The minister for financial services and the treasury, Christopher Hui, said on Thursday that credit agencies have given officials positive feedback regarding the government's plans to issue more bonds and use the Exchange Fund for infrastructure projects.
In the budget, the government raised the ceiling for bond issuance from HK$700 billion to HK$900 billion over the next five fiscal years.
And in a move not made in more than four decades, the administration also suggested taking HK$150 billion out of the fund over two years to spend on infrastructure projects like the Northern Metropolis.
Hui said officials have been explaining the moves to credit agencies and economists since the budget was unveiled, and they have generally approved of the plans.
"People [from credit agencies] generally see us in a very prudent and sustainable manner," he said at a press conference on the budget.

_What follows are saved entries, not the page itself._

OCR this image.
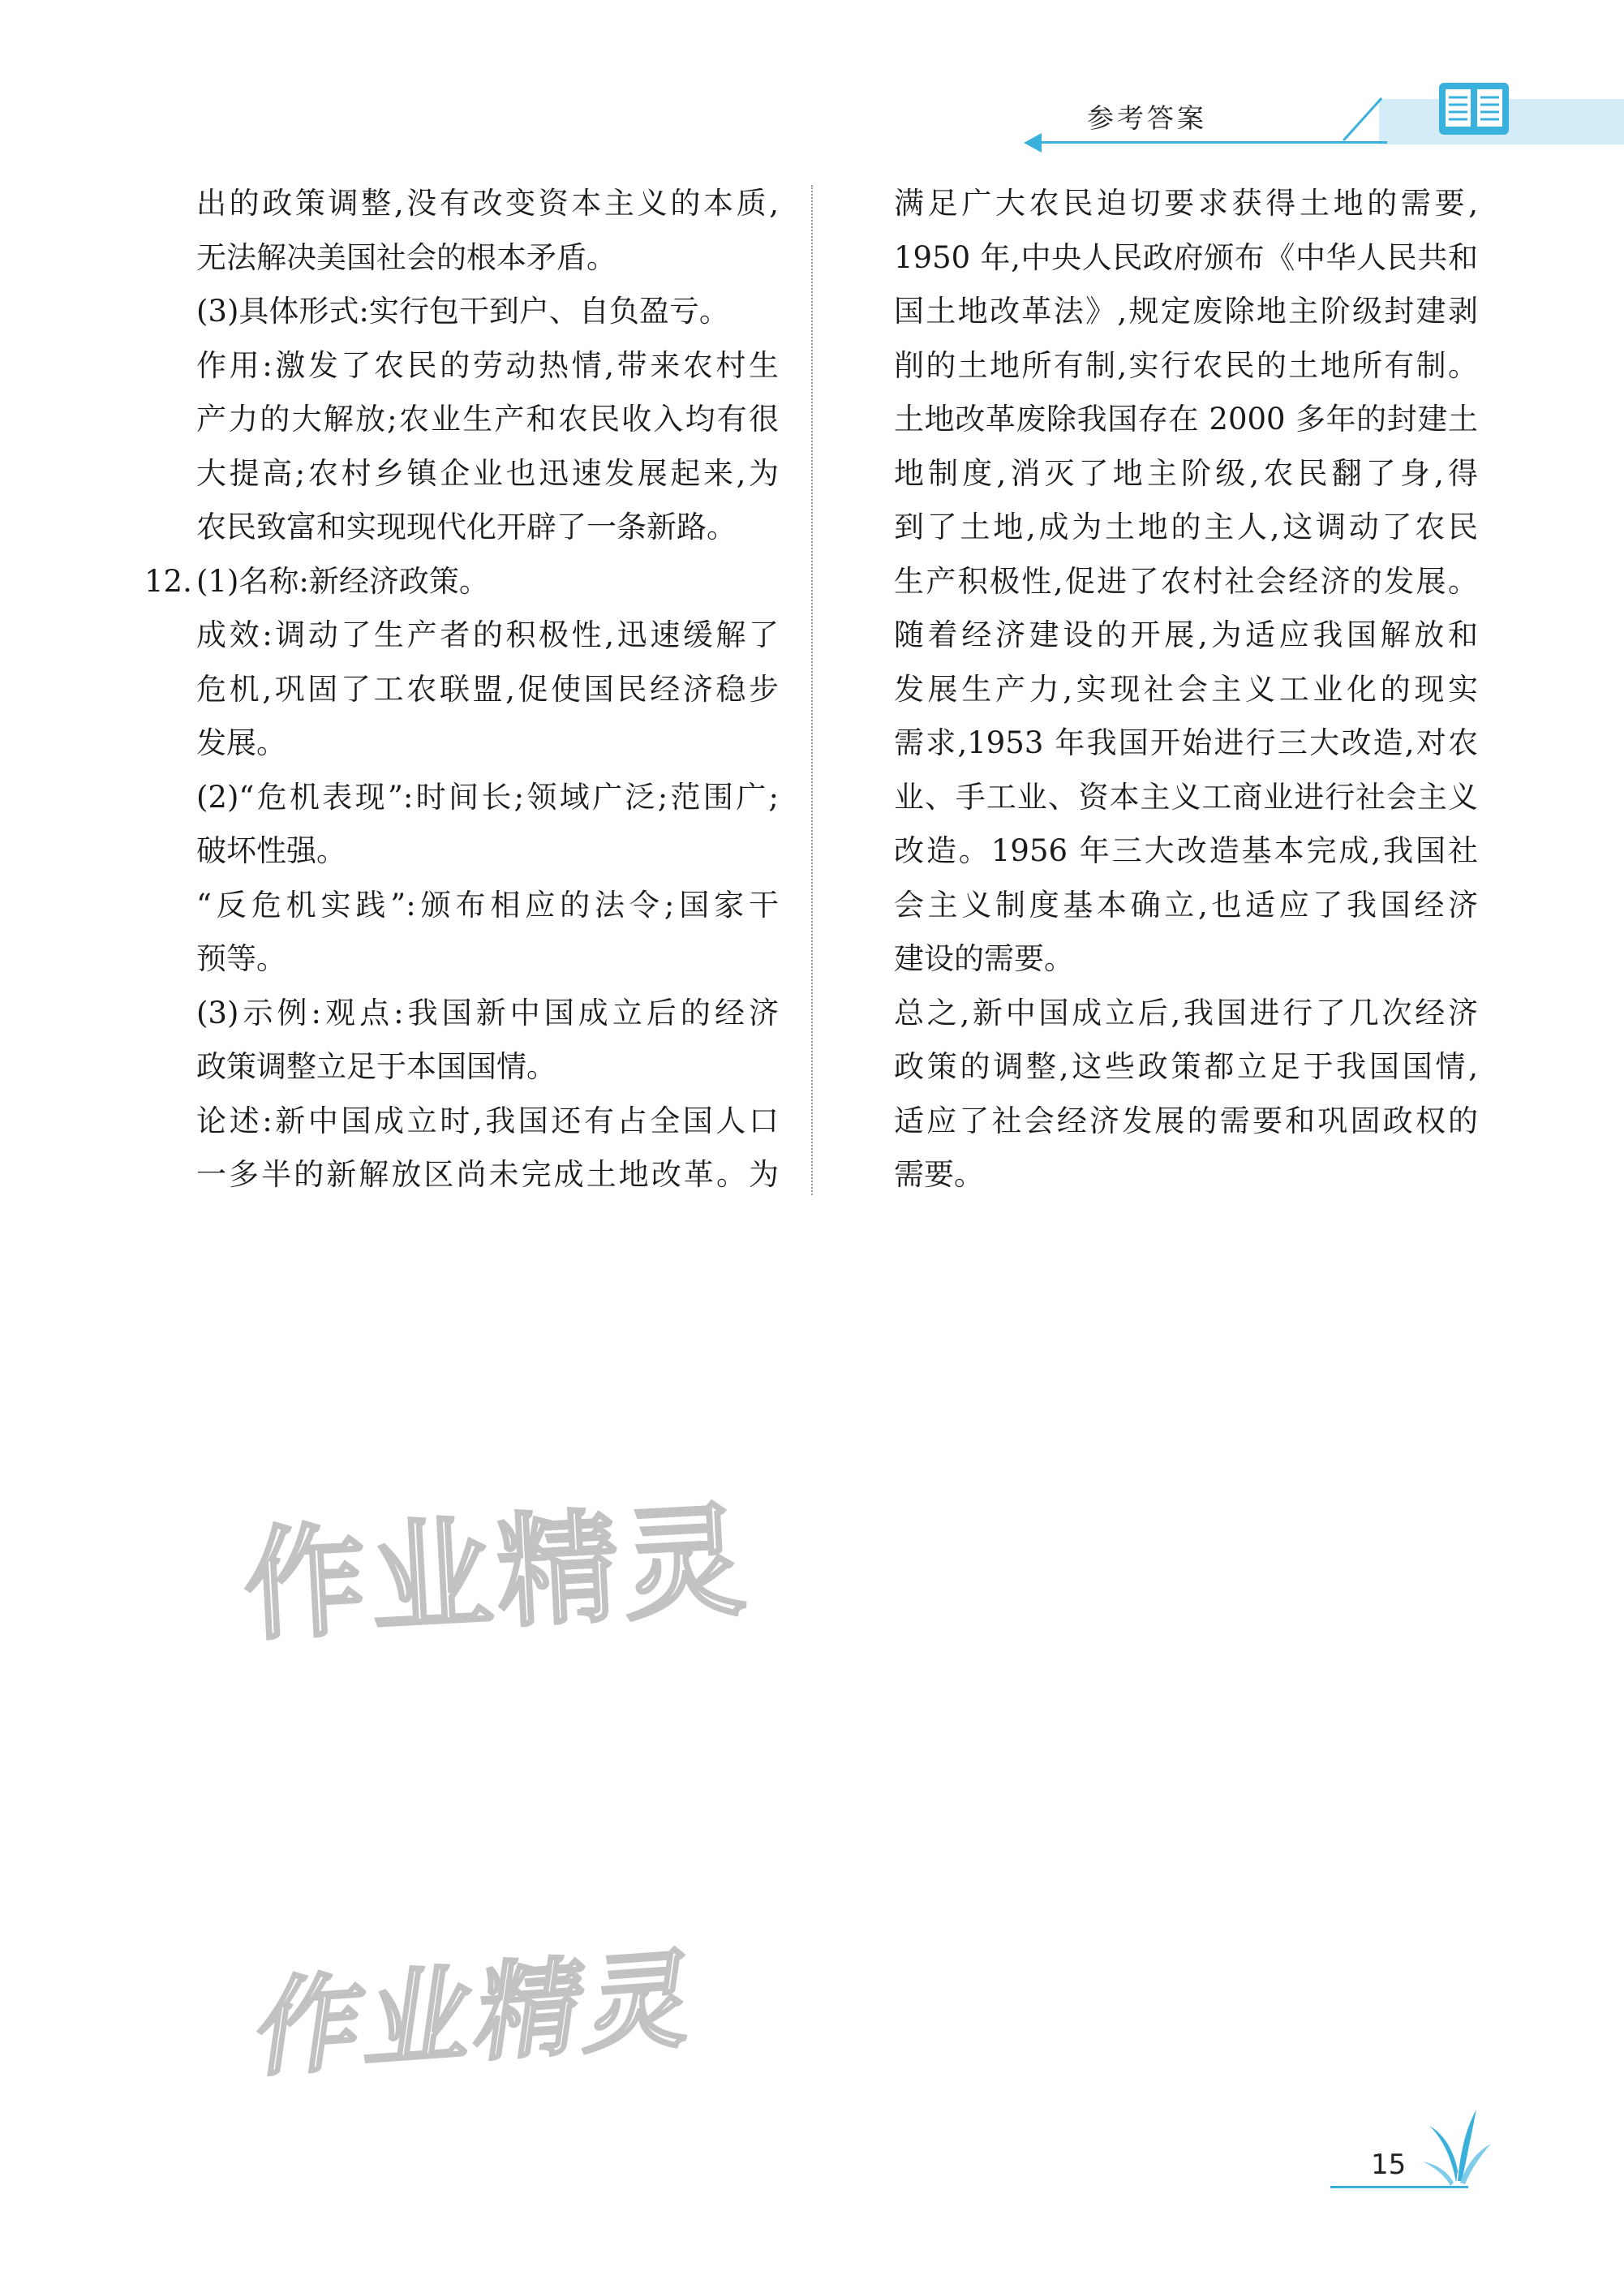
参考答案
出的政策调整,没有改变资本主义的本质,
无法解决美国社会的根本矛盾。
(3)具体形式:实行包干到户、自负盈亏。
作用:激发了农民的劳动热情,带来农村生
产力的大解放;农业生产和农民收入均有很
大提高;农村乡镇企业也迅速发展起来,为
农民致富和实现现代化开辟了一条新路。
12. (1)名称:新经济政策。
成效:调动了生产者的积极性,迅速缓解了
危机,巩固了工农联盟,促使国民经济稳步
发展。
(2)“危机表现”:时间长;领域广泛;范围广;
破坏性强。
“反危机实践”:颁布相应的法令;国家干
预等。
(3)示例:观点:我国新中国成立后的经济
政策调整立足于本国国情。
论述:新中国成立时,我国还有占全国人口
一多半的新解放区尚未完成土地改革。为
满足广大农民迫切要求获得土地的需要,
1950 年,中央人民政府颁布《中华人民共和
国土地改革法》,规定废除地主阶级封建剥
削的土地所有制,实行农民的土地所有制。
土地改革废除我国存在 2000 多年的封建土
地制度,消灭了地主阶级,农民翻了身,得
到了土地,成为土地的主人,这调动了农民
生产积极性,促进了农村社会经济的发展。
随着经济建设的开展,为适应我国解放和
发展生产力,实现社会主义工业化的现实
需求,1953 年我国开始进行三大改造,对农
业、手工业、资本主义工商业进行社会主义
改造。1956 年三大改造基本完成,我国社
会主义制度基本确立,也适应了我国经济
建设的需要。
总之,新中国成立后,我国进行了几次经济
政策的调整,这些政策都立足于我国国情,
适应了社会经济发展的需要和巩固政权的
需要。
作业精灵
作业精灵
15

"We are only channelling the bond issuance proceeds to the works project. And all these, I would say, differentiate us from many other economies where they are facing lots of fiscal issues."
The minister said the government's debt level is very much controllable and manageable compared with other advanced economies, and there have been major improvements in Hong Kong's overall fiscal position.
Hui stressed that the proposals will be subject to approval from the legislature, so there will be systemic oversight.
On what scenarios would trigger a similar move to use money from the fund in future, Hui stressed the transfer will not be a regular one.
Five years ago, the minister rejected a lawmaker's proposal to use Exchange Fund capital to boost the economy during Covid.
Hui said the logic and rationale now remains the same, because his rejection then was based on the need to safeguard Hong Kong's financial and monetary systems.
He stressed that the current plans to use the fund are based on the premise that its functions will not be compromised, and that the money is not for recurrent expenditure, but a one-off investment in works projects.